Der 67-jährige Anwalt beschäftigt die Richter in Karlsruhe nicht zum ersten Mal. Er hat in den vergangenen Jahren bereits mehrfach Verfassungsbeschwerde eingereicht. Zwei wurden zwar abgelehnt, haben aber zu einer Veröffentlichung geführt. Eine hat er mit großem Erfolg „durchgepaukt“. Das war im Jahr 2001. Damals hatte er gerade ein Jahr seine Zulassung als Anwalt. „Es ging um die verfassungsrechtlichen Anforderungen an Durchsuchungsanordnungen aufgrund von ‚Gefahr im Verzug‘“, erinnert sich Bindel. Als „Feld- und Wiesenanwalt mit kleiner Kanzlei, aber ohne jegliches Renommee“, schmunzelt er, sei er zur mündlichen Verhandlung nach Karlsruhe gefahren. Doch ihm sei der gleiche Respekt und dieselbe Wertschätzung entgegengebracht worden wie beispielsweise bekannten Staranwälten. „Da ich auch damals schon Probleme mit meinem Gehör hatte, haben sich alle bemüht, eine Lösung zu finden, damit ich der Verhandlung folgen kann“, erzählt der Rheinberger Anwalt.

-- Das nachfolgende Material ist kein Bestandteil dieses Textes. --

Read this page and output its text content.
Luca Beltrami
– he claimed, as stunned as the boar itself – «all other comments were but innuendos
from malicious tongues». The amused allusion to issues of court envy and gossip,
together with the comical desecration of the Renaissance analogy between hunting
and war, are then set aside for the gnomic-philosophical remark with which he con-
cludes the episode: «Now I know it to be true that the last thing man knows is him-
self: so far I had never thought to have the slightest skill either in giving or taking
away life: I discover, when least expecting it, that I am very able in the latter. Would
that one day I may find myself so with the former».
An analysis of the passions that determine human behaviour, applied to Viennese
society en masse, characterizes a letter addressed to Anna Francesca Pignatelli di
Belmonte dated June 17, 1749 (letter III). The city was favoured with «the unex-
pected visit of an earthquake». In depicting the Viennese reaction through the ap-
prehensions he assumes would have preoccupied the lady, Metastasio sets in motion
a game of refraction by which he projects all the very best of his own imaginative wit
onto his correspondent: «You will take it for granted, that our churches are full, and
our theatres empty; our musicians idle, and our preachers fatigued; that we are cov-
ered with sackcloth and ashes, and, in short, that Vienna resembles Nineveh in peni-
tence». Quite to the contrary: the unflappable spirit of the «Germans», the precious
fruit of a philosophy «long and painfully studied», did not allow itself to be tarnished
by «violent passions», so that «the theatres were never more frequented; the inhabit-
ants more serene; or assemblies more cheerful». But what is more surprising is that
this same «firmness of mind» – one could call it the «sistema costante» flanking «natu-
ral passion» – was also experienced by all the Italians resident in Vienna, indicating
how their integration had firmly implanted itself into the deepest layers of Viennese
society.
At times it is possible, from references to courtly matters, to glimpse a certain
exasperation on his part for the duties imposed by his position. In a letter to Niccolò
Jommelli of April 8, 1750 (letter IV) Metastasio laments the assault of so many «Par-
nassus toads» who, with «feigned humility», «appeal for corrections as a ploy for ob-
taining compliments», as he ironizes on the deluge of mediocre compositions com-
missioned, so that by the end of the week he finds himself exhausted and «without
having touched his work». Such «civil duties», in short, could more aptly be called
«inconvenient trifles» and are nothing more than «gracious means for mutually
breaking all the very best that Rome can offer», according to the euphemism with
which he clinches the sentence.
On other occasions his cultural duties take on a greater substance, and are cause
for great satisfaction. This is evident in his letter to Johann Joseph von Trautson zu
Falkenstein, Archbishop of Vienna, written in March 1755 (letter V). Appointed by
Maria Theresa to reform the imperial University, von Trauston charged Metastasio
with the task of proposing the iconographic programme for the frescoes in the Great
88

Mit einem Kopfhörer der Dolmetscher sei dies möglich gewesen.
Zur Routine werden Verfassungsbeschwerden bei Bindel aber nicht.
„Das ist schon eine große Hausnummer und mit anderen Verfahren nicht zu vergleichen“, so der Anwalt. Bei „normalen“ Gerichten könne man im Zweifelsfall anrufen, beim Verfassungsgericht greift man besser nicht zum Hörer: Seine Mitarbeiterin wollte dort den fristgerechten Eingang und das Aktenzeichen erfragen und wurde an einen wissenschaftlichen Mitarbeiter weitergeleitet. „Der war denkbar ungehalten deswegen“, berichtet Bindel über die Arbeit der Verfassungsrichter und ihres Stabes. „Aus Respekt vor der Stellung und dem Ansehen des Gerichts in der Öffentlichkeit käme ich nie auf die Idee, einen Richter zu kontaktieren.“
Mit einer Entscheidung des höchsten deutschen Verfassungsorgans rechnet Bindel übrigens frühestens im nächsten Jahr. Und was, wenn die Beschwerde abgeschmettert wird? „Da diese sich auf einen Steuerbescheid aus dem Jahr 2016 bezieht, werde ich eine neue ‚Welle‘ für die Folgejahre lostreten, sofern die Mandanten meiner Empfehlung folgen“, so Frank-Michael Bindel. Richtig spannend werde es aber, wenn das Gericht zu der Auffassung gelangt, dass dieses Steuergesetz rechtswidrig ist und gegen die Verfassung verstößt.